A mudança atinge também quem não estava pensando em férias, mas havia se programado para ir a eventos, como os jogos remarcados sem torcida e os encontros mundiais adiados em vários setores. Para ficar no campo do turismo, uma das principais feiras anuais da indústria, ITB de Berlim, pela primeira vez não foi realizada e já está remarcada para março de 2021.
Diante desse cenário, como fica a situação de quem não pôde ou desistiu de viajar em decorrência do Covid-19? Muitas organizações e empresas consultadas ainda estão lidando com a mudança de classificação, anunciada pela OMS.
"O Procon-SP recomenda que as empresas aéreas não fiquem passivas aguardando serem provocadas pelos órgãos de defesa do consumidor. Elas devem tomar iniciativa, aumentar os seus serviços de atendimento e discutir caso a caso a melhor solução", afirmou o diretor executivo do órgão, Fernando Capez. "As empresas não têm culpa, mas o consumidor também não tem e ele é a parte vulnerável na relação de consumo. Por isso que o Procon-SP está orientando as empresas a não resistirem juridicamente, mas com bom senso chegarem a um acordo com os consumidores."
O Procon-SP já havia se reunido com companhias aéreas na semana passada para chegar a um acordo em relação às remarcações. Antes de a situação se agravar para quem viaja, com o decreto do governo italiano em 10 de março que isolou o país, quinto no ranking mundial dos que mais recebem turistas estrangeiros.
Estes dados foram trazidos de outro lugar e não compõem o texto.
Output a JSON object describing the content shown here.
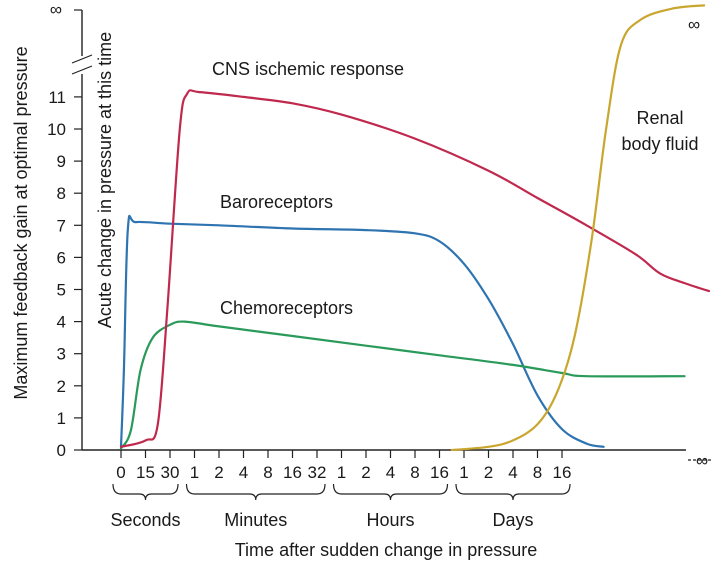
{
  "chart_data": {
    "type": "line",
    "ylabel_outer": "Maximum feedback gain at optimal pressure",
    "ylabel_inner": "Acute change in pressure at this time",
    "xlabel": "Time after sudden change in pressure",
    "y_ticks": [
      "0",
      "1",
      "2",
      "3",
      "4",
      "5",
      "6",
      "7",
      "8",
      "9",
      "10",
      "11"
    ],
    "y_infinity_label": "∞",
    "x_groups": [
      {
        "label": "Seconds",
        "ticks": [
          "0",
          "15",
          "30"
        ]
      },
      {
        "label": "Minutes",
        "ticks": [
          "1",
          "2",
          "4",
          "8",
          "16",
          "32"
        ]
      },
      {
        "label": "Hours",
        "ticks": [
          "1",
          "2",
          "4",
          "8",
          "16"
        ]
      },
      {
        "label": "Days",
        "ticks": [
          "1",
          "2",
          "4",
          "8",
          "16"
        ]
      }
    ],
    "x_end_label": "∞",
    "series": [
      {
        "name": "Baroreceptors",
        "color": "#2e74b0",
        "points": [
          [
            0,
            0.1
          ],
          [
            0.12,
            2.5
          ],
          [
            0.28,
            6.9
          ],
          [
            0.6,
            7.1
          ],
          [
            2,
            7.05
          ],
          [
            4,
            7
          ],
          [
            7,
            6.9
          ],
          [
            10,
            6.85
          ],
          [
            12,
            6.75
          ],
          [
            13,
            6.5
          ],
          [
            14,
            5.8
          ],
          [
            15,
            4.7
          ],
          [
            16,
            3.3
          ],
          [
            17,
            1.7
          ],
          [
            18,
            0.65
          ],
          [
            19,
            0.2
          ],
          [
            19.7,
            0.1
          ]
        ]
      },
      {
        "name": "Chemoreceptors",
        "color": "#2a9a5a",
        "points": [
          [
            0,
            0.05
          ],
          [
            0.4,
            0.6
          ],
          [
            0.8,
            2.5
          ],
          [
            1.3,
            3.5
          ],
          [
            2,
            3.9
          ],
          [
            2.6,
            4
          ],
          [
            4,
            3.85
          ],
          [
            7,
            3.55
          ],
          [
            10,
            3.25
          ],
          [
            13,
            2.95
          ],
          [
            16,
            2.65
          ],
          [
            18,
            2.4
          ],
          [
            19,
            2.3
          ],
          [
            23,
            2.3
          ]
        ]
      },
      {
        "name": "CNS ischemic response",
        "color": "#c0294e",
        "points": [
          [
            0,
            0.1
          ],
          [
            1,
            0.3
          ],
          [
            1.5,
            0.8
          ],
          [
            1.9,
            4.5
          ],
          [
            2.4,
            10
          ],
          [
            2.7,
            11.1
          ],
          [
            3.2,
            11.15
          ],
          [
            5,
            11
          ],
          [
            7,
            10.8
          ],
          [
            9,
            10.45
          ],
          [
            12,
            9.7
          ],
          [
            15,
            8.7
          ],
          [
            17,
            7.85
          ],
          [
            19,
            7
          ],
          [
            21,
            6.1
          ],
          [
            22,
            5.5
          ],
          [
            23,
            5.2
          ],
          [
            24,
            4.95
          ]
        ]
      },
      {
        "name": "Renal body fluid",
        "color": "#c9a62e",
        "points": [
          [
            13.5,
            0
          ],
          [
            15,
            0.1
          ],
          [
            16,
            0.3
          ],
          [
            17,
            0.8
          ],
          [
            17.8,
            1.8
          ],
          [
            18.5,
            3.5
          ],
          [
            19.2,
            6.5
          ],
          [
            19.8,
            10
          ],
          [
            20.4,
            12.6
          ],
          [
            21.2,
            13.4
          ],
          [
            22.5,
            13.75
          ],
          [
            23.8,
            13.85
          ]
        ]
      }
    ]
  }
}
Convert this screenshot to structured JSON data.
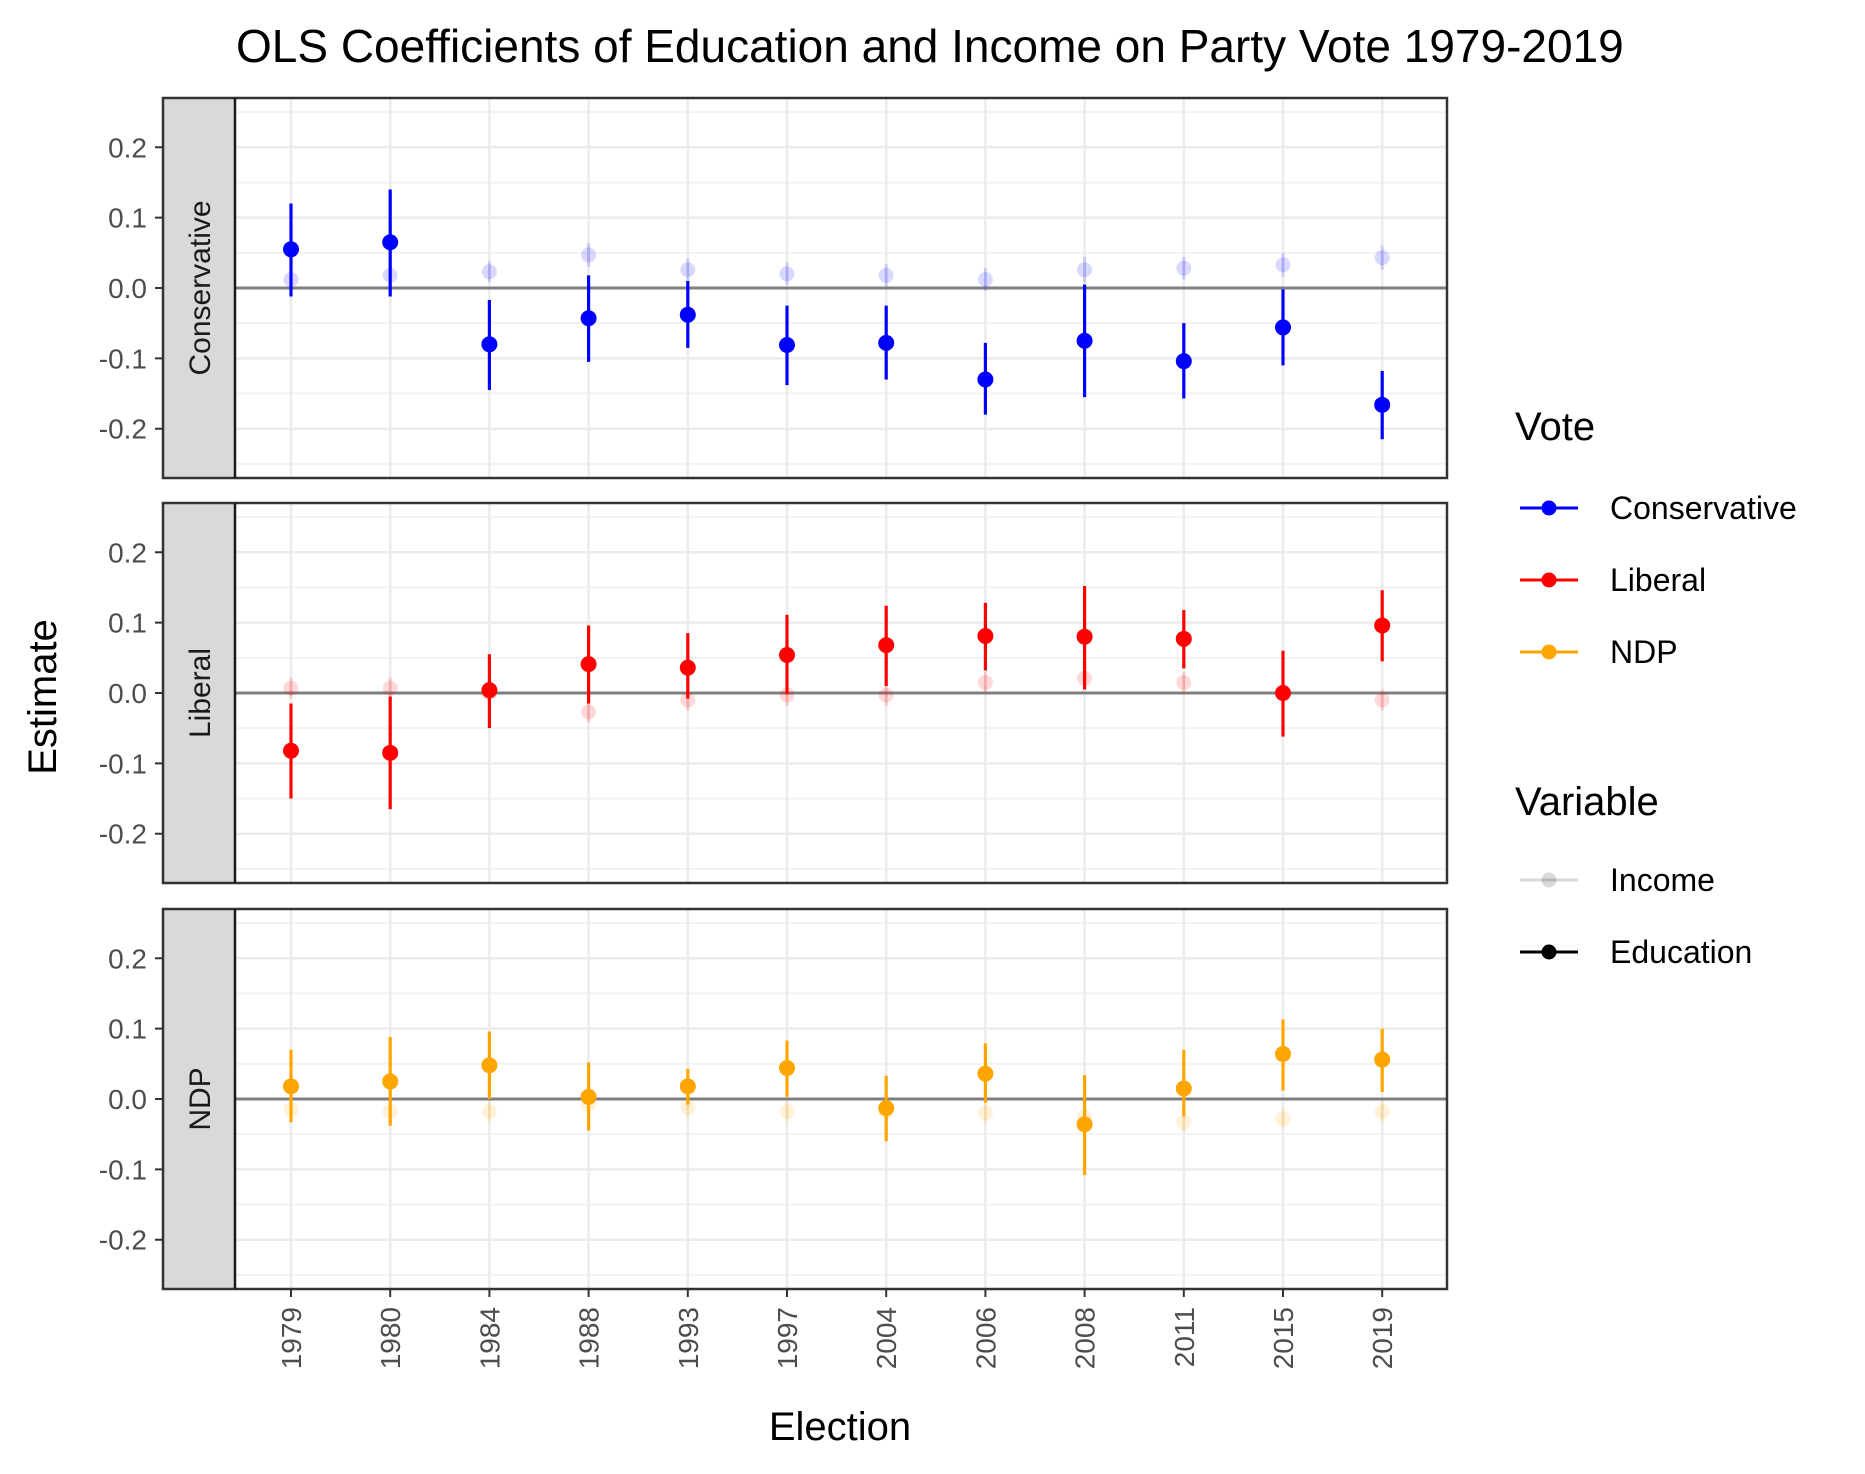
{
  "chart_data": {
    "type": "scatter",
    "title": "OLS Coefficients of Education and Income on Party Vote 1979-2019",
    "xlabel": "Election",
    "ylabel": "Estimate",
    "ylim": [
      -0.27,
      0.27
    ],
    "y_ticks": [
      "0.2",
      "0.1",
      "0.0",
      "-0.1",
      "-0.2"
    ],
    "y_tick_values": [
      0.2,
      0.1,
      0.0,
      -0.1,
      -0.2
    ],
    "categories": [
      "1979",
      "1980",
      "1984",
      "1988",
      "1993",
      "1997",
      "2004",
      "2006",
      "2008",
      "2011",
      "2015",
      "2019"
    ],
    "grid": true,
    "reference_line": 0,
    "legend": {
      "position": "right",
      "vote_title": "Vote",
      "vote_items": [
        {
          "label": "Conservative",
          "color": "#0000ff"
        },
        {
          "label": "Liberal",
          "color": "#ff0000"
        },
        {
          "label": "NDP",
          "color": "#ffa500"
        }
      ],
      "variable_title": "Variable",
      "variable_items": [
        {
          "label": "Income",
          "opacity": 0.15
        },
        {
          "label": "Education",
          "opacity": 1.0
        }
      ]
    },
    "panels": [
      {
        "name": "Conservative",
        "color": "#0000ff",
        "education": {
          "estimate": [
            0.055,
            0.065,
            -0.08,
            -0.043,
            -0.038,
            -0.081,
            -0.078,
            -0.13,
            -0.075,
            -0.104,
            -0.056,
            -0.166
          ],
          "lower": [
            -0.012,
            -0.012,
            -0.145,
            -0.105,
            -0.085,
            -0.138,
            -0.13,
            -0.18,
            -0.155,
            -0.157,
            -0.11,
            -0.215
          ],
          "upper": [
            0.12,
            0.14,
            -0.017,
            0.018,
            0.01,
            -0.025,
            -0.025,
            -0.078,
            0.005,
            -0.05,
            -0.002,
            -0.118
          ]
        },
        "income": {
          "estimate": [
            0.012,
            0.018,
            0.023,
            0.047,
            0.026,
            0.02,
            0.018,
            0.012,
            0.026,
            0.028,
            0.033,
            0.043
          ],
          "lower": [
            -0.004,
            0.002,
            0.008,
            0.03,
            0.01,
            0.004,
            0.002,
            -0.004,
            0.008,
            0.012,
            0.016,
            0.026
          ],
          "upper": [
            0.028,
            0.034,
            0.038,
            0.064,
            0.042,
            0.036,
            0.034,
            0.028,
            0.044,
            0.044,
            0.05,
            0.06
          ]
        }
      },
      {
        "name": "Liberal",
        "color": "#ff0000",
        "education": {
          "estimate": [
            -0.082,
            -0.085,
            0.004,
            0.041,
            0.036,
            0.054,
            0.068,
            0.081,
            0.08,
            0.077,
            0.0,
            0.096
          ],
          "lower": [
            -0.15,
            -0.165,
            -0.05,
            -0.015,
            -0.008,
            -0.002,
            0.01,
            0.032,
            0.005,
            0.035,
            -0.062,
            0.045
          ],
          "upper": [
            -0.015,
            -0.005,
            0.055,
            0.096,
            0.085,
            0.111,
            0.124,
            0.128,
            0.152,
            0.118,
            0.06,
            0.146
          ]
        },
        "income": {
          "estimate": [
            0.007,
            0.007,
            0.0,
            -0.027,
            -0.01,
            -0.003,
            -0.003,
            0.015,
            0.021,
            0.015,
            0.0,
            -0.01
          ],
          "lower": [
            -0.008,
            -0.008,
            -0.015,
            -0.042,
            -0.025,
            -0.018,
            -0.018,
            0.0,
            0.006,
            0.0,
            -0.015,
            -0.025
          ],
          "upper": [
            0.022,
            0.022,
            0.015,
            -0.012,
            0.005,
            0.012,
            0.012,
            0.03,
            0.036,
            0.03,
            0.015,
            0.005
          ]
        }
      },
      {
        "name": "NDP",
        "color": "#ffa500",
        "education": {
          "estimate": [
            0.018,
            0.025,
            0.048,
            0.003,
            0.018,
            0.044,
            -0.013,
            0.036,
            -0.036,
            0.015,
            0.064,
            0.056
          ],
          "lower": [
            -0.033,
            -0.038,
            0.0,
            -0.045,
            -0.008,
            0.003,
            -0.06,
            -0.005,
            -0.108,
            -0.025,
            0.012,
            0.01
          ],
          "upper": [
            0.07,
            0.088,
            0.096,
            0.052,
            0.043,
            0.083,
            0.033,
            0.079,
            0.034,
            0.07,
            0.113,
            0.1
          ]
        },
        "income": {
          "estimate": [
            -0.015,
            -0.018,
            -0.018,
            -0.008,
            -0.012,
            -0.018,
            -0.018,
            -0.02,
            -0.025,
            -0.033,
            -0.028,
            -0.018
          ],
          "lower": [
            -0.03,
            -0.033,
            -0.033,
            -0.023,
            -0.027,
            -0.033,
            -0.033,
            -0.035,
            -0.04,
            -0.048,
            -0.043,
            -0.033
          ],
          "upper": [
            0.0,
            -0.003,
            -0.003,
            0.007,
            0.003,
            -0.003,
            -0.003,
            -0.005,
            -0.01,
            -0.018,
            -0.013,
            -0.003
          ]
        }
      }
    ]
  }
}
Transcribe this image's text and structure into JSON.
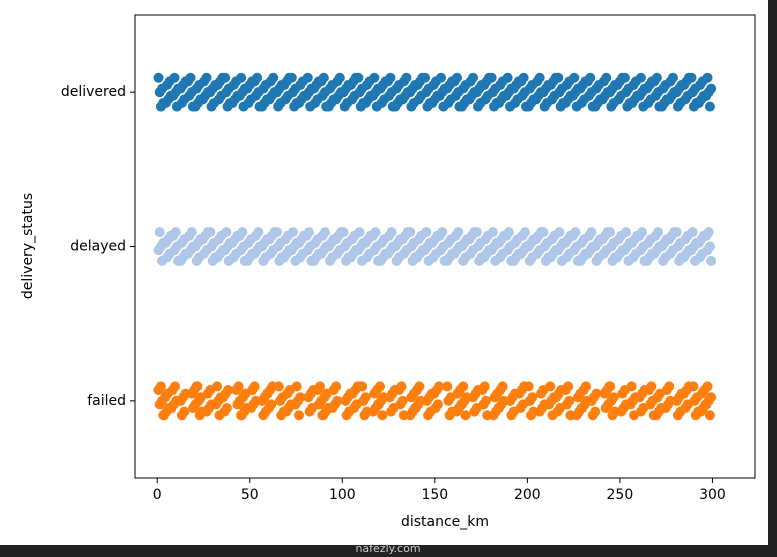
{
  "chart_data": {
    "type": "strip",
    "xlabel": "distance_km",
    "ylabel": "delivery_status",
    "categories": [
      "delivered",
      "delayed",
      "failed"
    ],
    "xlim": [
      -12,
      323
    ],
    "xticks": [
      0,
      50,
      100,
      150,
      200,
      250,
      300
    ],
    "strips": [
      {
        "color": "#1f77b4",
        "values": [
          2,
          6,
          10,
          14,
          18,
          22,
          26,
          30,
          34,
          38,
          42,
          46,
          50,
          54,
          58,
          62,
          66,
          70,
          74,
          78,
          82,
          86,
          90,
          94,
          98,
          102,
          106,
          110,
          114,
          118,
          122,
          126,
          130,
          134,
          138,
          142,
          146,
          150,
          154,
          158,
          162,
          166,
          170,
          174,
          178,
          182,
          186,
          190,
          194,
          198,
          202,
          206,
          210,
          214,
          218,
          222,
          226,
          230,
          234,
          238,
          242,
          246,
          250,
          254,
          258,
          262,
          266,
          270,
          274,
          278,
          282,
          286,
          290,
          294,
          298
        ]
      },
      {
        "color": "#aec7e8",
        "values": [
          2,
          6,
          10,
          14,
          18,
          22,
          26,
          30,
          34,
          38,
          42,
          46,
          50,
          54,
          58,
          62,
          66,
          70,
          74,
          78,
          82,
          86,
          90,
          94,
          98,
          102,
          106,
          110,
          114,
          118,
          122,
          126,
          130,
          134,
          138,
          142,
          146,
          150,
          154,
          158,
          162,
          166,
          170,
          174,
          178,
          182,
          186,
          190,
          194,
          198,
          202,
          206,
          210,
          214,
          218,
          222,
          226,
          230,
          234,
          238,
          242,
          246,
          250,
          254,
          258,
          262,
          266,
          270,
          274,
          278,
          282,
          286,
          290,
          294,
          298
        ]
      },
      {
        "color": "#ff7f0e",
        "values": [
          2,
          5,
          9,
          14,
          20,
          23,
          28,
          33,
          37,
          44,
          47,
          52,
          58,
          61,
          67,
          71,
          76,
          83,
          88,
          91,
          96,
          103,
          107,
          112,
          118,
          121,
          127,
          132,
          138,
          141,
          147,
          151,
          158,
          163,
          166,
          172,
          177,
          183,
          186,
          192,
          197,
          202,
          208,
          213,
          217,
          222,
          228,
          231,
          236,
          243,
          246,
          252,
          257,
          262,
          267,
          271,
          276,
          282,
          286,
          291,
          295,
          298
        ]
      }
    ],
    "watermark": "nafezly.com"
  }
}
Depois disso, o Ministério Público Federal (MPF) recomendou à Agência Nacional de Aviação Civil (Anac) que faça um ato normativo para assegurar aos consumidores o cancelamento sem ônus de passagens aéreas nacionais e internacionais para destinos atingidos pelo Covid-19. Para o MPF, a cobrança de taxas e multas em situações de emergência mundial em saúde, como a atual, é "prática abusiva e proibida pelo Código de Defesa do Consumidor".
A Anac informou na quarta-feira que estava analisando o documento enviado pelo MPF e que "tem mantido contato com o Sistema de Defesa do Consumidor e acompanhado as orientações do Ministério da Saúde e da Organização Mundial de Saúde sobre o tema".